# Simple models

This notebook picks selected simple models from the [LeNet page](http://yann.lecun.com/exdb/mnist/) and performs setup as described in `[1]`, evaluating their performance on the MNIST classification task.  The evaluation uses 5-fold cross-validation with a stratified split strategy, and reports the error rate.

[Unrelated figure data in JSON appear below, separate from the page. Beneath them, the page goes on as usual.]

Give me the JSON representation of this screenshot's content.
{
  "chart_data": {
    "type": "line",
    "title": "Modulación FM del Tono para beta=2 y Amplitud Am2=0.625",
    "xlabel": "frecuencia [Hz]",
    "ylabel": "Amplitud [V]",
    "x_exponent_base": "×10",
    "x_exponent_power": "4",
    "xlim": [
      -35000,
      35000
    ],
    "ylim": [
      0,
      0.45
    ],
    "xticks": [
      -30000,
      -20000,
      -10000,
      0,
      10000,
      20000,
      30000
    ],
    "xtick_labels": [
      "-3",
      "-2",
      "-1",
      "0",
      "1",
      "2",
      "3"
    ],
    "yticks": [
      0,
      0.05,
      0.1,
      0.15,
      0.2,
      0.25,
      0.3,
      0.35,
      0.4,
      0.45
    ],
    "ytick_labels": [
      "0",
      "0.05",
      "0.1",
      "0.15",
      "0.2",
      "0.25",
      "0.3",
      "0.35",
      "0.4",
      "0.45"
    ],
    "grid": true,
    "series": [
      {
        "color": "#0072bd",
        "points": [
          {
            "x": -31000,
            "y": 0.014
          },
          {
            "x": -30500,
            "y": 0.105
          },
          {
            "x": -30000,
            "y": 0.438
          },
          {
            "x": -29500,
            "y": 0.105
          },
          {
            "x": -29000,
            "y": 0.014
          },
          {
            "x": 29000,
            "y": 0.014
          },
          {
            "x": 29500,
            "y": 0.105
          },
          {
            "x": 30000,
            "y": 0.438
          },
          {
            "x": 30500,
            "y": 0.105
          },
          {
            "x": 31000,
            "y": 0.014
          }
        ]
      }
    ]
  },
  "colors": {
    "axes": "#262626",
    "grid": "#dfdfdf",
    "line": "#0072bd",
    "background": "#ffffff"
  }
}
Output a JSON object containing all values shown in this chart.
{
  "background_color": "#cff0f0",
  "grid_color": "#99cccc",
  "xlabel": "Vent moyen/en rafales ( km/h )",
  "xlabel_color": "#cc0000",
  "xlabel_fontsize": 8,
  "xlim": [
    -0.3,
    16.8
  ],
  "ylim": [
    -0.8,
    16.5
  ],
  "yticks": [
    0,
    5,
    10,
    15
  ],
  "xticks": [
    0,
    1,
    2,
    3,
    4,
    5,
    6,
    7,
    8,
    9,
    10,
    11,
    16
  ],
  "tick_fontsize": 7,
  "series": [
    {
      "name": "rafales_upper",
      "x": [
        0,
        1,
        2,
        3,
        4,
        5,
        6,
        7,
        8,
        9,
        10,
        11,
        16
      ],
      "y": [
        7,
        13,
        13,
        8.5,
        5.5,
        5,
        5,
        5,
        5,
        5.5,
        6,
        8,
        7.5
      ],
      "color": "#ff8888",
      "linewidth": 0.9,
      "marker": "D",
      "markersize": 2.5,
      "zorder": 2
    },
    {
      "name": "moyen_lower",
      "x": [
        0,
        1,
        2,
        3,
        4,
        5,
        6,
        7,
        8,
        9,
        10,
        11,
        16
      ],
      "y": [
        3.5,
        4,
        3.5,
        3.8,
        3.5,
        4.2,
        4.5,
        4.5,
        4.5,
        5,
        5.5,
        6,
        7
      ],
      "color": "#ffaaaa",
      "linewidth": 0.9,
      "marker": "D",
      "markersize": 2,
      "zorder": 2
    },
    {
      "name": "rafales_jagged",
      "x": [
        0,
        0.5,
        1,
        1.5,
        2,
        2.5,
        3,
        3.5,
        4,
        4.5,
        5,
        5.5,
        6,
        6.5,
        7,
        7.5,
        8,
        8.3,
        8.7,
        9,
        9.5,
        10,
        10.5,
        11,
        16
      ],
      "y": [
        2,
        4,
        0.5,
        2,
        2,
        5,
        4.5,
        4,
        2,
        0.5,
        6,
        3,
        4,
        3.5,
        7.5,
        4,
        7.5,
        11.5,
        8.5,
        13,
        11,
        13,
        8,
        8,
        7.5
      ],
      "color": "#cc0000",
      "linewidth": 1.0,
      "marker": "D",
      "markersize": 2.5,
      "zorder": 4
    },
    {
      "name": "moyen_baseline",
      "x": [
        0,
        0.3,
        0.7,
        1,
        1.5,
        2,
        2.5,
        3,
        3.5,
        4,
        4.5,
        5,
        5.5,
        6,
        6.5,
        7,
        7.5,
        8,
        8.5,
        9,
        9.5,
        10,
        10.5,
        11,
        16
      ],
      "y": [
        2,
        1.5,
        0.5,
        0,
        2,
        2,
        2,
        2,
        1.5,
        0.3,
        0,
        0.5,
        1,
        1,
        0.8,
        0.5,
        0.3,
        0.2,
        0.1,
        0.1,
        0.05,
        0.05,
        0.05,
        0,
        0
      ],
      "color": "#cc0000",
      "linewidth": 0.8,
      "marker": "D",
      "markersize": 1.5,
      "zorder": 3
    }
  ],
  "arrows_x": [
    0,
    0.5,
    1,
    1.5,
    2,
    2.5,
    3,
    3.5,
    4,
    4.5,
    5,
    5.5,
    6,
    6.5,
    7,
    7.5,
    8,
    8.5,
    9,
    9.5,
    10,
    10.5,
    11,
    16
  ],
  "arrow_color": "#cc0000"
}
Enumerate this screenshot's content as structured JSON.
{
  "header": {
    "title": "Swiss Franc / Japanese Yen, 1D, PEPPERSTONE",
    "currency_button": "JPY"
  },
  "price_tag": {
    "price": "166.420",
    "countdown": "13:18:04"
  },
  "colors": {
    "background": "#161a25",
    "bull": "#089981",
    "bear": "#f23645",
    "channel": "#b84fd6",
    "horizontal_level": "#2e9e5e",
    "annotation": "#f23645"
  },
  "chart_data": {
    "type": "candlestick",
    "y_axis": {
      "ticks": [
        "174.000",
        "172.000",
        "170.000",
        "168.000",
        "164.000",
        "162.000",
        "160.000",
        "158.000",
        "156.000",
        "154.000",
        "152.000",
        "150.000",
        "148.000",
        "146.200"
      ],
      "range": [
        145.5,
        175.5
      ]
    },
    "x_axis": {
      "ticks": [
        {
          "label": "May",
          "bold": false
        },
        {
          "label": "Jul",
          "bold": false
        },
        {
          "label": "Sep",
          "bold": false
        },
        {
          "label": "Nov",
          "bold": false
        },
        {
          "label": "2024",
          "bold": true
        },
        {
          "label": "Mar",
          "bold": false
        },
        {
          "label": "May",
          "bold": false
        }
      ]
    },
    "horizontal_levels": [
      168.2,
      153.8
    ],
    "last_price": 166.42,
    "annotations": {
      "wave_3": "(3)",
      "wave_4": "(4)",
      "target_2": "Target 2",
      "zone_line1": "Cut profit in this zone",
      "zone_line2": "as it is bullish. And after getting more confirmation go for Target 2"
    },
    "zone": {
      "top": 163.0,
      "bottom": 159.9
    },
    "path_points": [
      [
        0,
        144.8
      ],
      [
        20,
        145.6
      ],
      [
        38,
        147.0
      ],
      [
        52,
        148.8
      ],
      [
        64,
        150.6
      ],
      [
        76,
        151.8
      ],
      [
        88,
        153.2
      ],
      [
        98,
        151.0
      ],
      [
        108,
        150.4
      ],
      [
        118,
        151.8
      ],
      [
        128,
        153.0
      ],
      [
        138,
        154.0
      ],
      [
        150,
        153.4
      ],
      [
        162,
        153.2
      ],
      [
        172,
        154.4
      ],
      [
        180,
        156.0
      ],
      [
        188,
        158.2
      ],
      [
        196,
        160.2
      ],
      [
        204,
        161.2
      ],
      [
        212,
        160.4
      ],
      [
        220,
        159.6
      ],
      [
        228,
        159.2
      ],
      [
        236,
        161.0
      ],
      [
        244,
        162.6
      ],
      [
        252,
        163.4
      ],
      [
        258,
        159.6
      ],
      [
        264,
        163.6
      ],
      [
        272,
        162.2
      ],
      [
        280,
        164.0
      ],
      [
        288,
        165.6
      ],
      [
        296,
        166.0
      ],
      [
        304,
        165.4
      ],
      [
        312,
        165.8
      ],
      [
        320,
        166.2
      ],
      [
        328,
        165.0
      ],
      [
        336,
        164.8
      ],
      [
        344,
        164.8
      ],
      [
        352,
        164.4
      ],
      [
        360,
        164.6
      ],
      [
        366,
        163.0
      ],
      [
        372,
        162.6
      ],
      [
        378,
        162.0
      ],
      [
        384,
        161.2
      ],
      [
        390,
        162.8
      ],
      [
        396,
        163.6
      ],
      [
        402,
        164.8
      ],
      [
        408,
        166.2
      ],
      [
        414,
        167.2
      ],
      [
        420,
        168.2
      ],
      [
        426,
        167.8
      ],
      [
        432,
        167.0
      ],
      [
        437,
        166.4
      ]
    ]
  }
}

`[1]` - [Gradient-Based Learning Applied to Document Recognition](http://yann.lecun.com/exdb/publis/pdf/lecun-98.pdf),  LeCun et al, Nov 1998

In [2]:
# Load in dependencies, may not use all of these
import numpy as np
import pandas as pd
import seaborn as sns
import matplotlib.pyplot as plt

import pickle

%matplotlib inline

## Load pickle files

In [3]:
# Set up the file directory and names
DIR = '../input/'
X_TRAIN = DIR + 'train-images-idx3-ubyte.pkl'
Y_TRAIN = DIR + 'train-labels-idx1-ubyte.pkl'
X_TEST = DIR + 't10k-images-idx3-ubyte.pkl'
Y_TEST = DIR + 't10k-labels-idx1-ubyte.pkl'

print('Loading pickle files ...')
X_train = pickle.load( open( X_TRAIN, "rb" ) )
y_train = pickle.load( open( Y_TRAIN, "rb" ) )
X_test = pickle.load( open( X_TEST, "rb" ) )
y_test = pickle.load( open( Y_TEST, "rb" ) )

n_train = X_train.shape[0]
n_test = X_test.shape[0]

w = X_train.shape[1]
h = X_train.shape[2]

# Reshape the images so they're a single row in the numpy array
X_train = X_train.reshape((n_train, w * h))
X_test = X_test.reshape((n_test, w * h))
y_train = y_train.squeeze()
y_test = y_test.squeeze()

assert X_train.shape[0] == y_train.shape[0]
assert X_test.shape[0] == y_test.shape[0]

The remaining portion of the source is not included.